Sol (Chiris Gomes) está em um casamento na iminência do fim. Quando resolve tomar essa decisão, acaba conhecendo Lola (Gabi Grigolom), uma jovem atriz surda. Quando as duas resolvem embarcar de forma definitiva nesse relacionamento, conflitos com o ex-marido de Sol se tornam presentes.  

Uma nova fase da vida e os sussurros dos que cismam em não entender, se tornam alguns dos contrapontos que se chocam numa narrativa com um abre alas com o freio de mão puxado mas que de alguma forma utiliza um trunfo interessante, um papo reto, uma mensagem objetiva, que deixa o filme leve, com momentos cômicos e com fácil identificação.

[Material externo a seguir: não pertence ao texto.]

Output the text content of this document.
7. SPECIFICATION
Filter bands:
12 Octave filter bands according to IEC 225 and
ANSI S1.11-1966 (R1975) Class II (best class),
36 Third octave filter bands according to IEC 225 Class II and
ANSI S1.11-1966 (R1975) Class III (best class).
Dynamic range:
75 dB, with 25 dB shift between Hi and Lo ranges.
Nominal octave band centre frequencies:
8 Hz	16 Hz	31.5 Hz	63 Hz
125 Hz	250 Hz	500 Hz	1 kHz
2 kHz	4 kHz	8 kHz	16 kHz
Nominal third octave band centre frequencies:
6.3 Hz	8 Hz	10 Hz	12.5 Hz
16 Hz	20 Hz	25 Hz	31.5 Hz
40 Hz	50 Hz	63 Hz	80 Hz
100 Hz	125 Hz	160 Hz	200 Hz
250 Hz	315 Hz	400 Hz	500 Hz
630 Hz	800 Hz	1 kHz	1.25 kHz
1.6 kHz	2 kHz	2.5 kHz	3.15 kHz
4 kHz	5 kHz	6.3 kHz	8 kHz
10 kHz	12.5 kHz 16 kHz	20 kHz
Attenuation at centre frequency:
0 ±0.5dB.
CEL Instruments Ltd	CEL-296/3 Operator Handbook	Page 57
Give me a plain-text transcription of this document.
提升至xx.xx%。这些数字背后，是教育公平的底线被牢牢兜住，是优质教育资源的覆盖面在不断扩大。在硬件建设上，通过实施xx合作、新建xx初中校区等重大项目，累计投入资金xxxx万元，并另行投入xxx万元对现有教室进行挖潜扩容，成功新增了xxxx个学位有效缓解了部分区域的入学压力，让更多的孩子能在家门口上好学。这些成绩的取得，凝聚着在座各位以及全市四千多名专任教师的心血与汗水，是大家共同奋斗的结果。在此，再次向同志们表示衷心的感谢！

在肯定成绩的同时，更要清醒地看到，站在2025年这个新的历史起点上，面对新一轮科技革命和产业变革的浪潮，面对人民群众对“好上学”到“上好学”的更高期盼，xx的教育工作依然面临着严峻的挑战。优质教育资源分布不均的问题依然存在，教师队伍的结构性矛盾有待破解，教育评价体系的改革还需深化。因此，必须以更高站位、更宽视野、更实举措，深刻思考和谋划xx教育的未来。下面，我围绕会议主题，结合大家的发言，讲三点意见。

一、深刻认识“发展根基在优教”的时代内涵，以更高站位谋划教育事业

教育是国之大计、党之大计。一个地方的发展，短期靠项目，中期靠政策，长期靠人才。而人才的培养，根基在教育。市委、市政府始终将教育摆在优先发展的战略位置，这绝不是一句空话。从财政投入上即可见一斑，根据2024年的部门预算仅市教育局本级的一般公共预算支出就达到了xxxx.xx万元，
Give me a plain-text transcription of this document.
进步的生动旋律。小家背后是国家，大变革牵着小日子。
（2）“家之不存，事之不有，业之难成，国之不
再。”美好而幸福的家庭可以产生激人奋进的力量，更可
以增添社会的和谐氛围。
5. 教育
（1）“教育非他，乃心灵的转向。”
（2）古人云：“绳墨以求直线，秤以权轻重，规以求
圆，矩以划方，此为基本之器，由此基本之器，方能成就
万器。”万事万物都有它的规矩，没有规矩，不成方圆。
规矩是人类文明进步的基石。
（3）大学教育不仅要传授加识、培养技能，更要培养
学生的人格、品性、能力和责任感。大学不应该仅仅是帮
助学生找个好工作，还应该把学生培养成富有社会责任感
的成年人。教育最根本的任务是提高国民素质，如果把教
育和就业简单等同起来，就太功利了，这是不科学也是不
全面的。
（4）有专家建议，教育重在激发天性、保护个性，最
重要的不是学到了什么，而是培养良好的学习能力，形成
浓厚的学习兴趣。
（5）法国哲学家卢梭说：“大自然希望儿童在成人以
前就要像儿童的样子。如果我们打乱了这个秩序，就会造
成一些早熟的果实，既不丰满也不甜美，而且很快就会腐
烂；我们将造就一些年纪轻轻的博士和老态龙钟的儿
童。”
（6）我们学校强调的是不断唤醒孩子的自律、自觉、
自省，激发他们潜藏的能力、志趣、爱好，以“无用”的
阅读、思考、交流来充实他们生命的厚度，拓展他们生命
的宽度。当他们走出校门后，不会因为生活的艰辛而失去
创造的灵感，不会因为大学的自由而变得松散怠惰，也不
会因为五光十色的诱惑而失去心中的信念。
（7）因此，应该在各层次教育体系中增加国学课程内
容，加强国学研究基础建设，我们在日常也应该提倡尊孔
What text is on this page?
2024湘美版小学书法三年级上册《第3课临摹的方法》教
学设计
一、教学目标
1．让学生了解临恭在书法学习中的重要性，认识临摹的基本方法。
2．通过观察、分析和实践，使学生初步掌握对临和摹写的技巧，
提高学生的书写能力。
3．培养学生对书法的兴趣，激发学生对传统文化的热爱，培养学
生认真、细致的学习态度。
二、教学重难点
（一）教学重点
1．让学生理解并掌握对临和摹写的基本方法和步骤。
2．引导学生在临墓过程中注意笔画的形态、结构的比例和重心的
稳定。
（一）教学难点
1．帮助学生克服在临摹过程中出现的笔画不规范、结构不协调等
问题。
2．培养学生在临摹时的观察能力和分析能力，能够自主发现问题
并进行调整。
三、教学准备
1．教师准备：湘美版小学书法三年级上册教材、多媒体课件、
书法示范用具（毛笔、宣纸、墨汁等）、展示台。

Nessa tragicômica jornada, que ganha força à medida que se afasta de seu início, acompanhamos uma protagonista em crise, descobrindo novas formas de amar e de enxergar as relações. O roteiro adota uma estrutura quase episódica, como pequenas esquetes que se costuram em busca de simplificar o que é, por natureza, complexo. Embora nem sempre alcance maior profundidade e por vezes se embarace em suas próprias propostas, a narrativa mantém um tom leve e agradável que convida o espectador a seguir até o fim.